One of the all too often unsung heroes of the Kingdom of Italy in the First World War was HRH Prince Emanuele Filiberto, Duke of Aosta. He was born in Genoa on January 13, 1869 to the soon-to-be King Amadeus I of Spain and Princess Maria Vittoria. From 1870 to 1873 he had the honor of being Prince of the Asturias, however his father soon declared Spain “ungovernable” and returned to Italy. In 1890 Prince Emanuele Filiberto succeeded his father as Duke of Aosta, the second Savoy to hold the title, and in 1895 married Princess Helene of Orleans who had earlier hoped to marry the future King Vittorio Emanuele III. In fact, her parents were rather displeased that their daughter was marrying someone as comparatively low in the royal ranks as the Duke of Aosta but they comforted themselves with the possibility that some terrible disaster might befall the senior line. The Duke and Duchess of Aosta had a successful enough marriage, ensuring the continuity of the Aosta line with the birth of a son in 1898 and another in 1900, both of whom would succeed to the title one day.
In 1905 joined the Royal Italian Army in Naples and made his reputation after Italy entered World War I in 1915. Given command of the Italian Third Army by his cousin the King. The Italian front in World War I was considered one of the harshest in the world, even by veterans of the infamous western front, due to the rugged, frozen, mountainous terrain. Almost as soon as Italy entered the war another deadlock ensued. The Italians launched attack after attack on the Austrian lines across the Isonzo River, taking very heavy casualties and gaining very little. The Austrians would then counter-attack and likewise suffer heavy losses with little to show for it. In all, the Italians fought twelve battles on the Isonzo to little avail but the only offensive, the sixth, which produced real results was led by the Duke of Aosta and his Third Army. In August of 1916 the Italians, led by the Duke of Aosta, captured Gorizia and gave Italy a foothold on the opposite side of the river. The five previous fruitless assaults had left the nation greatly demoralized and this victory was key in restoring Italian morale.
At the time, however, the Duke of Aosta got little credit for the success, at least in some quarters, due to the way General Luigi Capello ingratiated himself to the civilian press. As a result, many credited him with the victory and none seemed to believe it more than he did which helped set the Italian forces up for a great disaster. In October of 1918 the Italians suffered a horrible disaster when the overconfidence of Capello and a lack of foresight by Chief of Staff Luigi Cadorna led to an utter shattering of the line at Caporetto by a German-reinforced offensive. However, the Duke of Aosta was there to pick up the pieces and his Third Army set a good example by their orderly withdrawal behind the Tagliamento. The Duke also played an important role in the recovery of the Italian army which rebounded and was able to come back to win a final victory with the collapse of Austria-Hungary. Because of all this, under the Duke of Aosta, the Italian Third Army was nicknamed the “Undefeated Army”.
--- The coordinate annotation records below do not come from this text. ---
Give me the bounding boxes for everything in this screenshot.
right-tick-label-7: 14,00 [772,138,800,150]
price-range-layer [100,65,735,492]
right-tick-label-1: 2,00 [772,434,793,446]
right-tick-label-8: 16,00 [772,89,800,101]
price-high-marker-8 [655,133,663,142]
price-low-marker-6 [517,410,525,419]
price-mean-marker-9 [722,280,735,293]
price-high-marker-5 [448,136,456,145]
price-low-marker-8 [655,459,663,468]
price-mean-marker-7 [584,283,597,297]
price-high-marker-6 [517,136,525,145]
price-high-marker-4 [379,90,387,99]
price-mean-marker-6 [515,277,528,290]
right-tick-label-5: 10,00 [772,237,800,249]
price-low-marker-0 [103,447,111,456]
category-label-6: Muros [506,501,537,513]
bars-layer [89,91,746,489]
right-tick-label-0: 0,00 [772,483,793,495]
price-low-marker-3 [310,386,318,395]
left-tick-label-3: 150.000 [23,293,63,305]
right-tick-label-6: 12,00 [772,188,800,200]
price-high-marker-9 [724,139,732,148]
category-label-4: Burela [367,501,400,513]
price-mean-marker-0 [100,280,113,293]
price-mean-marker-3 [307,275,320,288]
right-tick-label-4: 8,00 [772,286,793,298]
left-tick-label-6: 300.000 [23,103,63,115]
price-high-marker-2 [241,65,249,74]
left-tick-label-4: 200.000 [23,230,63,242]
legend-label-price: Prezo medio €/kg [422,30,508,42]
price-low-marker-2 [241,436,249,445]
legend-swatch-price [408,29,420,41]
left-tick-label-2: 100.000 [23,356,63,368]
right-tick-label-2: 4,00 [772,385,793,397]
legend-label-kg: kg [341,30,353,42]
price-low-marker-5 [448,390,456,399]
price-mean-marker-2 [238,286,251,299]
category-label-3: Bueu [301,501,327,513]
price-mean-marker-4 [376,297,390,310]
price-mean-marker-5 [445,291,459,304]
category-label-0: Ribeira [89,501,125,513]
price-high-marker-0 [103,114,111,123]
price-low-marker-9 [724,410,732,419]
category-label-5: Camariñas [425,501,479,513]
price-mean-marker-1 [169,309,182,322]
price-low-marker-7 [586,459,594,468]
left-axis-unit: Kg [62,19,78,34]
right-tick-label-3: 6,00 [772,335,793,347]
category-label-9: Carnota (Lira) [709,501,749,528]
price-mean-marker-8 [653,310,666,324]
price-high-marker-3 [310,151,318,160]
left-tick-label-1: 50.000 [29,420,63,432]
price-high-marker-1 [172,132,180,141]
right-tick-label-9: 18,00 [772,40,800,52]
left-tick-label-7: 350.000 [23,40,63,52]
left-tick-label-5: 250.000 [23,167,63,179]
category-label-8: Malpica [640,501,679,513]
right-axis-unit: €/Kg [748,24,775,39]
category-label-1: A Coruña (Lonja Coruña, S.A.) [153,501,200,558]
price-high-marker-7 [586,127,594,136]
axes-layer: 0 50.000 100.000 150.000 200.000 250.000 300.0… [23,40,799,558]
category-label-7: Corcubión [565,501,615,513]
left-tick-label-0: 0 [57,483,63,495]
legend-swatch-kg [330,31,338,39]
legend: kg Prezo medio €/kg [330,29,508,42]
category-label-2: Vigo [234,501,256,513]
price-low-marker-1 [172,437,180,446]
The Duke of Aosta became an Italian hero by his exploits at the front and in the chaotic period after the war and the collapse of the Orlando government in 1919 some nationalist and veterans organizations favored the Duke of Aosta launching a military coup and taking over the government but, of course, nothing ever came of such talk. In 1926 Benito Mussolini had the Duke promoted to the rank of Marshal of Italy in recognition of his long and meritorious service to his country. Prince Emanuele Filiberto, Duke of Aosta died in Turin on July 4, 1931 and was succeeded by his son Prince Amedeo. As per his wishes he was buried at the military cemetery at Redipuglia alongside the fallen soldiers of his Third Army.